I decided I would make an attempt at the self-supported Fastest Known Time (FKT) for the out and back Batona trail route. The route is about 106 miles of pretty much flat, nontechnical trail. This would be my first FKT attempt and using a long distance virtual challenge as a training plan was completely new to me as well. Having just finished the 500 mile challenge today and planning to make my FKT attempt in the next 1-3 weeks, I can not say at this time whether this was a good plan or not. It feels like I’ve had good preparation for a long distance run. I’ve put in higher than normal weeks for the last two months, consisting almost exclusively of slower paced longer runs. Even the shorter runs were usually slower than my other short training runs because I treated them as short active recovery days from longer runs during the challenge. I’m hoping all of these higher mileage weeks at a slower pace will pay off during the later stages of my FKT attempt, but only time will tell how well this plan turns out. 


Other than having the California Coast 500 keep me motivated to train for other goals, the event itself had some pretty cool features that I found to be pretty innovative for a virtual challenge. The first being that a one month free trial subscription to PWR Lab was included with the registration. PWR Lab is an online fitness system created for athletes that easily syncs with data from your smartwatch. The PWR Lab software uses analytics to synthesize that data with running science principles to deliver the PWR Lab Training Dashboard. The Dashboard displays key variables and highlights effects of your training on running power, preparedness, and risk of injury. The data from PWR Lab was also used to track all of the runners’ progress during the challenge as well, allowing them to create some pretty cool maps to track progress. 

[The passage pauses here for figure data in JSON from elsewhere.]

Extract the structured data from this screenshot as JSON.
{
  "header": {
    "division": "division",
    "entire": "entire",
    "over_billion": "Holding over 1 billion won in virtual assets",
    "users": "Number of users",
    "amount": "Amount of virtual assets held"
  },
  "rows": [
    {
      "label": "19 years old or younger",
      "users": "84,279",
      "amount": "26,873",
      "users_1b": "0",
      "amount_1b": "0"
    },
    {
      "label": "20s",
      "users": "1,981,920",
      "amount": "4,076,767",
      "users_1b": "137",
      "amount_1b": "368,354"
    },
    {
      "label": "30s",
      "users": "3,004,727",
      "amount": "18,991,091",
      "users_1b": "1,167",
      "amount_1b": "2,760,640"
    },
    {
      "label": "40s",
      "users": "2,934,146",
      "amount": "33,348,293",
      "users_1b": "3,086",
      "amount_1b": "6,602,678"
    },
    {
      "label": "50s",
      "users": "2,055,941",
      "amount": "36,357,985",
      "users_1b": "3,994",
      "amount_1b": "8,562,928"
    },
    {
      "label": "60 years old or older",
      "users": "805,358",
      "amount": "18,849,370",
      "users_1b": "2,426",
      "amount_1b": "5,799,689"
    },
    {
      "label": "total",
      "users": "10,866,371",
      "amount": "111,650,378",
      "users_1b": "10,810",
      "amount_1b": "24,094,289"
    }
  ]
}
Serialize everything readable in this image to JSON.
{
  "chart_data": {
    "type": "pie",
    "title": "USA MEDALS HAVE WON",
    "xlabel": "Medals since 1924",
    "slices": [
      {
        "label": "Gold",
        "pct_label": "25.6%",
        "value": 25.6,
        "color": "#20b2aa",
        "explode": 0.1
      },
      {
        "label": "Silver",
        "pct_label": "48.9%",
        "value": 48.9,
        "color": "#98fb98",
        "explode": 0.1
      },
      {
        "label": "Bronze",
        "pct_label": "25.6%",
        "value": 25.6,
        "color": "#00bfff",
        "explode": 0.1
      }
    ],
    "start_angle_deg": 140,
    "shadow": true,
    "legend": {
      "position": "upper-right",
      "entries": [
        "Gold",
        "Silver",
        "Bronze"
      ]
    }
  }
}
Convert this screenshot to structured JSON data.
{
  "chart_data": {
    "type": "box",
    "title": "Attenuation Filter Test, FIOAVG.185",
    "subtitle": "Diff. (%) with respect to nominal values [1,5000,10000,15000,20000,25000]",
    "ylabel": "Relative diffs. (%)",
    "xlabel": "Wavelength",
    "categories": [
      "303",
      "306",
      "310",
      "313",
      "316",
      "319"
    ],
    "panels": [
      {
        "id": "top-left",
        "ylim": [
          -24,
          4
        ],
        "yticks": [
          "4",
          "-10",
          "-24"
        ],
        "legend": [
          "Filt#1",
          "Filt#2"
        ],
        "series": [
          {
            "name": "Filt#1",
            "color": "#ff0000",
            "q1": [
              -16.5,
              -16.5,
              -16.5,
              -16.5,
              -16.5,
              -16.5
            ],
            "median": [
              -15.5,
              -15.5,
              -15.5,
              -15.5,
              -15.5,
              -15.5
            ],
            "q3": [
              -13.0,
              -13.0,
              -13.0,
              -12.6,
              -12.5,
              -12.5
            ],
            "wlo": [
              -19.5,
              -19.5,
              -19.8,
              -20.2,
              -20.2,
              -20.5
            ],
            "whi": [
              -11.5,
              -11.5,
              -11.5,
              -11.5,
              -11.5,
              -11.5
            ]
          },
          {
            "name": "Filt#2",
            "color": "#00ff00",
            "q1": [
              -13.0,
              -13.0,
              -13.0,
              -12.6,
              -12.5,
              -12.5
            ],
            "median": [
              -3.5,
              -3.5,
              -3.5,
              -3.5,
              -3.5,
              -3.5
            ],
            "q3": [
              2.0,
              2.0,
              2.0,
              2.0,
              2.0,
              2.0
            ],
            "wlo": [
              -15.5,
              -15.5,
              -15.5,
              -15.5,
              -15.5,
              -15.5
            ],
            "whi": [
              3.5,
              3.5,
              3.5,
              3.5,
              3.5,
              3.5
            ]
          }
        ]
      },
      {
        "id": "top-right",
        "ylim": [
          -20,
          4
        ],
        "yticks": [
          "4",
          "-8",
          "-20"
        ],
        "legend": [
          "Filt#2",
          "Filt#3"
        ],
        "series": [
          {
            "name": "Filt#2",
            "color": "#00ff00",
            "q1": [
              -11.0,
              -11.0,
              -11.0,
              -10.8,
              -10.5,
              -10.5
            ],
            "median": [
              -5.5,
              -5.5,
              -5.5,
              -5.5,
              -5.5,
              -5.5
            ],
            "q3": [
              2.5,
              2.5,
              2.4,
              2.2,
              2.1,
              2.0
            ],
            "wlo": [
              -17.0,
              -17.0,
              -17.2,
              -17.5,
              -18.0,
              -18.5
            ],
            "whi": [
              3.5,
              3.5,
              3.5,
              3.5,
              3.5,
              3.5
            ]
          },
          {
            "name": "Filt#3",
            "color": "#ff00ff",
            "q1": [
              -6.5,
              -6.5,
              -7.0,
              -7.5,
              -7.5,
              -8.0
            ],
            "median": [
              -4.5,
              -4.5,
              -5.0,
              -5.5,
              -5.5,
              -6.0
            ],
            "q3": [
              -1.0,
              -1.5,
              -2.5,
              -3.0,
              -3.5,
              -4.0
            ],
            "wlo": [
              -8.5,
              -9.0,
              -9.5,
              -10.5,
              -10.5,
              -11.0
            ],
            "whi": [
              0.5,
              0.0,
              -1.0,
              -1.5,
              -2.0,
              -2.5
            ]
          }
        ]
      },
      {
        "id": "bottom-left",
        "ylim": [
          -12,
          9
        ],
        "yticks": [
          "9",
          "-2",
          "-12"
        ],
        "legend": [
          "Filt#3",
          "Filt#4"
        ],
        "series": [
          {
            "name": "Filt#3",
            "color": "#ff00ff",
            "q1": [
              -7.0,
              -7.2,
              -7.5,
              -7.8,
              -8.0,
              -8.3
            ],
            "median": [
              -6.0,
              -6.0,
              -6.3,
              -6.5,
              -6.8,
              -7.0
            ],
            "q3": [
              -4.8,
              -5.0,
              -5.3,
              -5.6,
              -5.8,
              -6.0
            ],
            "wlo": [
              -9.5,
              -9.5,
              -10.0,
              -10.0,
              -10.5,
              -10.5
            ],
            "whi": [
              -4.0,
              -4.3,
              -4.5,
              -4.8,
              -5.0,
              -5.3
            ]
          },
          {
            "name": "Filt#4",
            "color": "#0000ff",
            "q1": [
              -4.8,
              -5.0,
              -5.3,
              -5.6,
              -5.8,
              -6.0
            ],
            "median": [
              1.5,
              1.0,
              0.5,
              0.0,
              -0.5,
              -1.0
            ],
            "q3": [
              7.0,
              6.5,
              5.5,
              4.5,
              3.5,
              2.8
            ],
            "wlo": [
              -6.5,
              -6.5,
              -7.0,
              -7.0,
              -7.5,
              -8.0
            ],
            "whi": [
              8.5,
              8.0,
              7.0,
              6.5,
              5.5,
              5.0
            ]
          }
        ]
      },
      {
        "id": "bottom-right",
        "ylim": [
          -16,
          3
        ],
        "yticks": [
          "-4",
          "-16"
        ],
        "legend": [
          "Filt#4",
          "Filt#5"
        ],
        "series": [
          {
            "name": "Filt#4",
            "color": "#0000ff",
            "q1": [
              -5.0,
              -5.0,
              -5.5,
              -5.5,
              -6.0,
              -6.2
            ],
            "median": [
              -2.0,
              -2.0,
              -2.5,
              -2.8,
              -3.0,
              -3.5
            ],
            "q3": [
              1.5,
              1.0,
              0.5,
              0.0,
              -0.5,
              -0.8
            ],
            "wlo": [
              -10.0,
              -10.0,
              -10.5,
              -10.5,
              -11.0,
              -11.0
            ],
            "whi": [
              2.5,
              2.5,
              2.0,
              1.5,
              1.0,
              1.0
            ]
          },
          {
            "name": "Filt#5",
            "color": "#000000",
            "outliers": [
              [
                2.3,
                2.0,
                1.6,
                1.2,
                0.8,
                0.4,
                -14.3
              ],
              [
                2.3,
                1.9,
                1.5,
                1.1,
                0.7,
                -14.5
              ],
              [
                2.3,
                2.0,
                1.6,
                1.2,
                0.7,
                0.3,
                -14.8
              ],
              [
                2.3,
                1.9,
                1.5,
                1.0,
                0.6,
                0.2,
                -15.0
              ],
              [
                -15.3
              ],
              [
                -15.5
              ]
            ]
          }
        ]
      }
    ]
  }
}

Map of the BibRave Pro team's progress.


Another unique feature that the California Coast 500 added to make the virtual race experience more engrossing was to create and share California themed playlists



An additional feature that kept me involved and looking forward to the weekly emails from the race was the announcement of the weekly challenges, the associated prizes, and last week’s winners. Challenges ranged from running your highest mileage week, logging three runs of five miles or more, or being an early bird or night owl runner logging your miles before or after a set time. Although the coolest and most fun challenge in my opinion was the chase pack challenge. The chase pack challenge pitted three elite ultra runners (Dani Moreno, Mike Wardian, and Tim Tollefson) against the entire California Coast 500 field. Finish in front of them and be entered to win a pretty nice prize package. Get passed by them, and you are entered to win a pair of running shoes (still not bad). Thankfully, I stayed in front of them. We’ll see if it pays off with a prize!


The last aspect I wanted to mention about the California Coast 500 that really stood out to me was the finisher awards. The awards for the California Coast 500 Challenge are designed and crafted by @elevationculture. Not only do they look great, but all products from Elevation Culture are produced sustainably from renewable sources, byproducts are repurposed or recycled, and all shipping materials are biodegradable.